Monday, October 17, 2005

World Leaders Condemn Bush & Blair

“ROME, Italy (AP) -- The leaders of Zimbabwe and Venezuela on Monday denounced President Bush and British Prime Minister Tony Blair as "unholy men," and blamed the United States and other developed countries for world hunger, pollution and war. Zimbabwe leader compares Bush, Blair to Hitler, Mussolini”

President Robert Mugabe of Zimbabwe and Venezuela's Hugo Chavez turned their speeches at the U.N. Food and Agriculture Organization into tirades, with the African leader describing Blair and Bush as "two unholy men of our millennium."

Chavez accused what he called "the North American empire" of threatening "all life on the planet," while Mugabe compared Bush and Blair, for their alliance in the war in Iraq, to Germany's Adolf Hitler and Italy's Benito Mussolini, who were World War II allies.

U.S. representatives at the U.N. organization's gathering in Rome said Mugabe and Chavez made "a mockery" of the occasion with their scathing remarks.

The gathering, a day after the United Nations marked World Food Day, commemorated the organization's 60th anniversary.

The verbal attacks by Chavez and Mugabe drew cheers and applause from many of the delegates. The organization has 188 members.

"These leaders chose to politicize an event that was meant to be about feeding the hungry people of the world," Tony Hall, the U.S. ambassador to U.N. food agencies, told The Associated Press in a telephone interview.

"Mugabe, especially, should not have been invited," Hall said. "He would be the last person, I think, an organization should invite to talk about hunger."

A defiant Mugabe defended the land reforms blamed for ruining the country's agriculture-based economy and contributing to widespread famine there.

Agreement avoids restrictions

The European Union has imposed sanctions on Zimbabwe's political elite that include travel restrictions. But an agreement between Italy and the U.N. agency allows all delegations to go to the organization's headquarters, FAO spokesman Nick Parsons said.

Despite the restrictions, Mugabe has been allowed to do some travel in the countries that imposed the sanctions, including U.N. General Assembly sessions in New York.

The seizure of white-owned commercial farms in the past five years and prolonged drought have crippled Zimbabwe's agriculture-based economy. About 4 million Zimbabweans are in urgent need of food aid in what was once a regional breadbasket, according to U.N. estimates.

Recent constitutional changes in Zimbabwe will prevent white owners of confiscated farms from recovering their land and could be used to strip critics of their passports and the right to travel.

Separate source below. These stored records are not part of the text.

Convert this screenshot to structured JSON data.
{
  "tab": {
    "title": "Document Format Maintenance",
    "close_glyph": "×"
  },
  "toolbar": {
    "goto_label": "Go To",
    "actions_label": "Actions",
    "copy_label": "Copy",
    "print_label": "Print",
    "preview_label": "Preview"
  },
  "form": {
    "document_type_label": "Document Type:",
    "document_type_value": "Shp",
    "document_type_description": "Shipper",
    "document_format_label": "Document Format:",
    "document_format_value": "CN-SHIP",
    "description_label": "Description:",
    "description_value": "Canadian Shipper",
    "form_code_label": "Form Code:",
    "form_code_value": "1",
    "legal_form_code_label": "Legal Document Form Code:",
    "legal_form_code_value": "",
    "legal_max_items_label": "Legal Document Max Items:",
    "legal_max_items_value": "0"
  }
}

Mugabe defended the land reforms as "redressing the past gross imbalances in land ownership which were institutionalized by British colonialism."

"Countries such as the U.S. and Britain have taken it upon themselves to decide for us in the developing world, even to interfere in our domestic affairs and to bring about what they call regime change," he said.

Chavez praised Mugabe's land reform, saying the African leader had been "demonized" and that similar reforms were being enacted in his own country.

The Venezuelan leader used his speech to rail against woes that he blamed on rich countries -- including climate change, agricultural trade barriers and debt interest payments by developing nations. He called for wealthy nations to cancel debt, or give poor countries a grace period of at least a year on the interest payments.

Brazilian president focuses on hunger

Brazilian President Luiz Inacio Lula da Silva appealed to rich countries to put hunger on their political agendas. He also suggested poor countries should stamp out the corruption that often diverts aid.

"The poor countries must give an example of honesty, of ethics, so that we truly deserve the solidarity from millions and millions of people who would like to contribute but sometimes are not sure their money will go where it should go," the Brazilian leader said.

The U.N. agency said it had signed a deal with Brazil to run food programs for schoolchildren in developing countries around the world.

CNN Reports:

My Opinion: It is no coincidence this is the first time the President of U.S. has experienced so many broad but parallel accusations against hi; not only by International Leaders but by his own citizens.